Greece Accepts to New Tax
September 28, 2011 Taxation in Greece
ATHENS – Greece will instate a new property tax, in a bid to secure future financial aid from the International Monetary Fund and the European Union.
In an address to international media in Berlin on September 27th the Prime Minister of Greece George Papandreou announced that Greek taxpayers will soon face a new property tax. The announcement was made only hours before the Prime Minister was scheduled to hold talks with German Chancellor Angela Merkel regarding further bailouts for the debt stricken Greece.
The new tax will be levied on all residential properties in the country, and will need to be paid alongside taxpayers’ electricity bills. Failure to pay the tax will result in electricity being shut off to the respective property. According to the Greek government the new measure will be easy to implement but hard to evade. It is estimated that the new tax will cost the average Greek household up to EUR 1 500 per year, which could raise Greece’s annual tax revenues by EUR 2 billion. If the projected collections levels are realized, the government could reach its deficit target of EUR 17.5 billion.
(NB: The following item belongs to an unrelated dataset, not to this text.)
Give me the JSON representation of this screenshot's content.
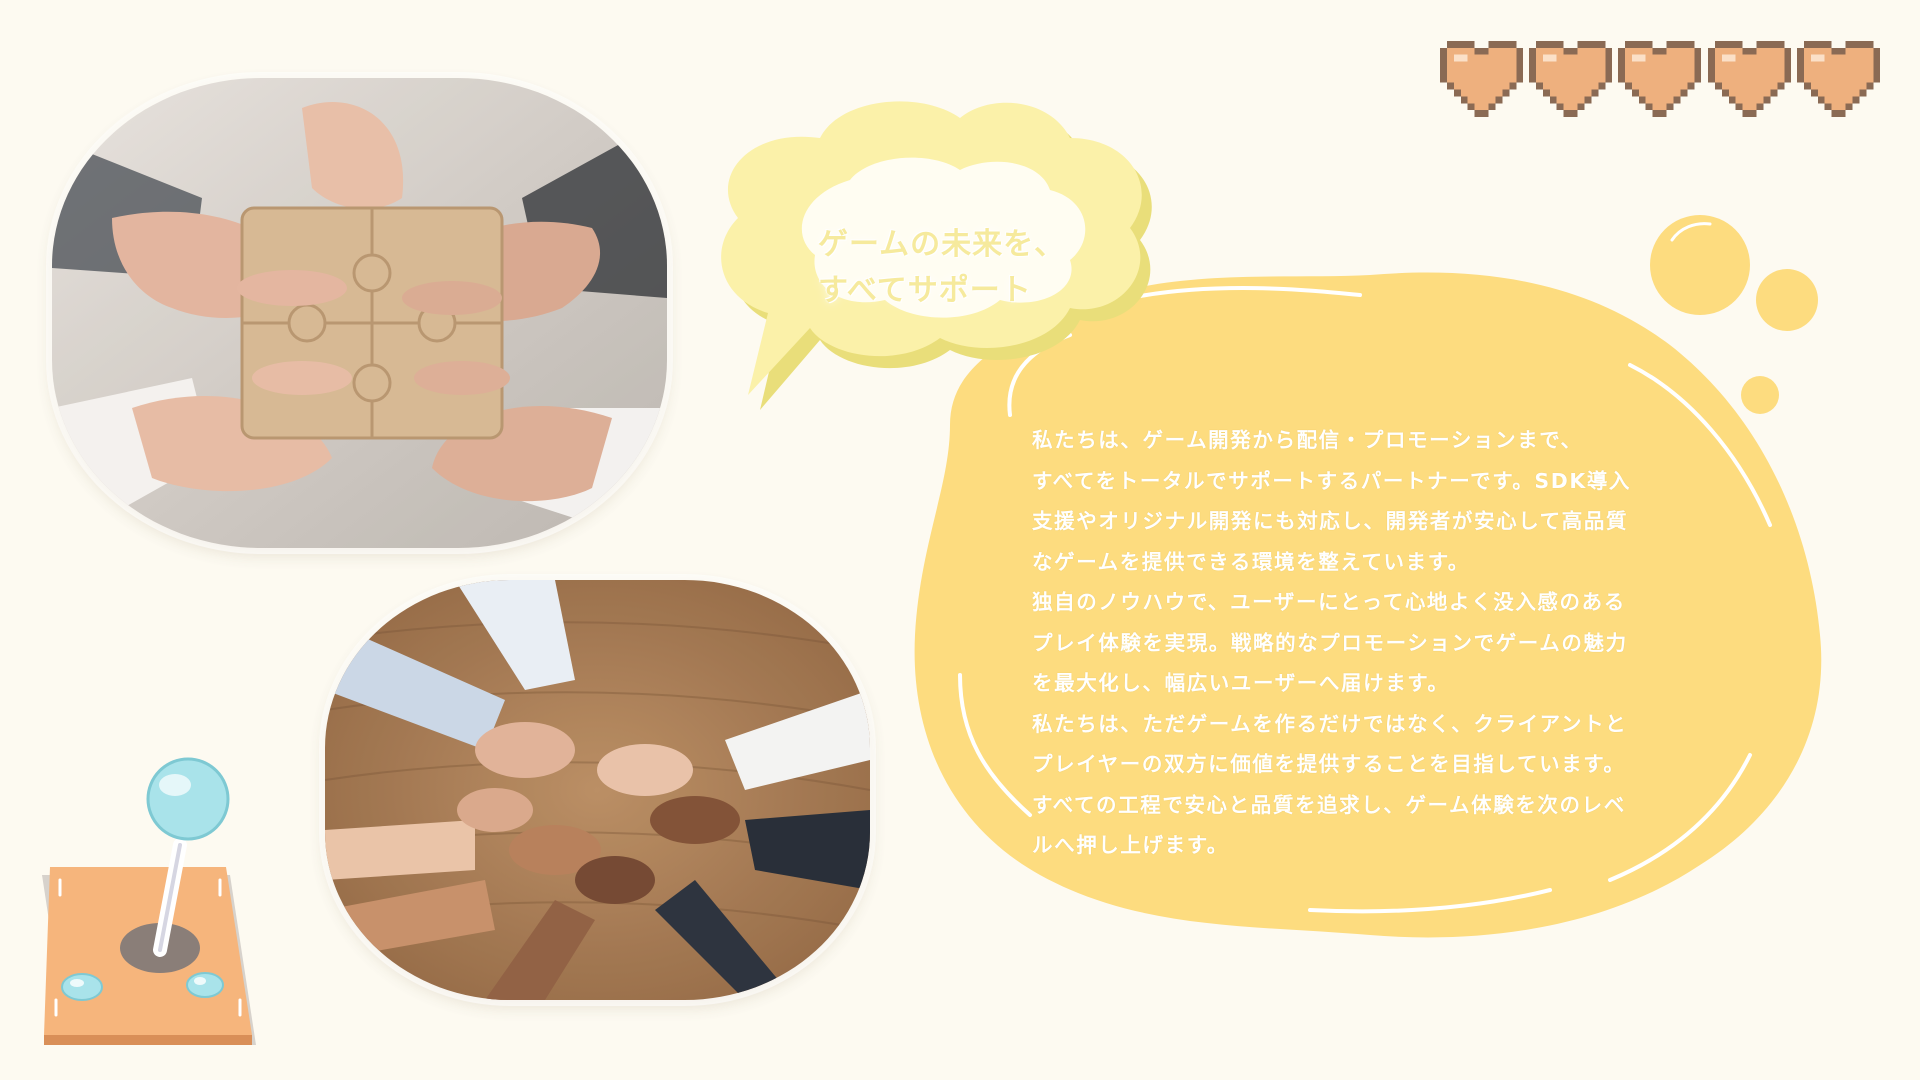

The new tax was passed through parliament with 154 votes in favor and 146 against. Following the parliamentary voting sessions, several Members of Parliament said that while they voted in favor of the tax, they did so with a heavy heart and much debate. The passing of the new tax is being seen as a first step for the Greece in meeting budget targets needed to receive further IMF funding, and restoring stability to the European credit market.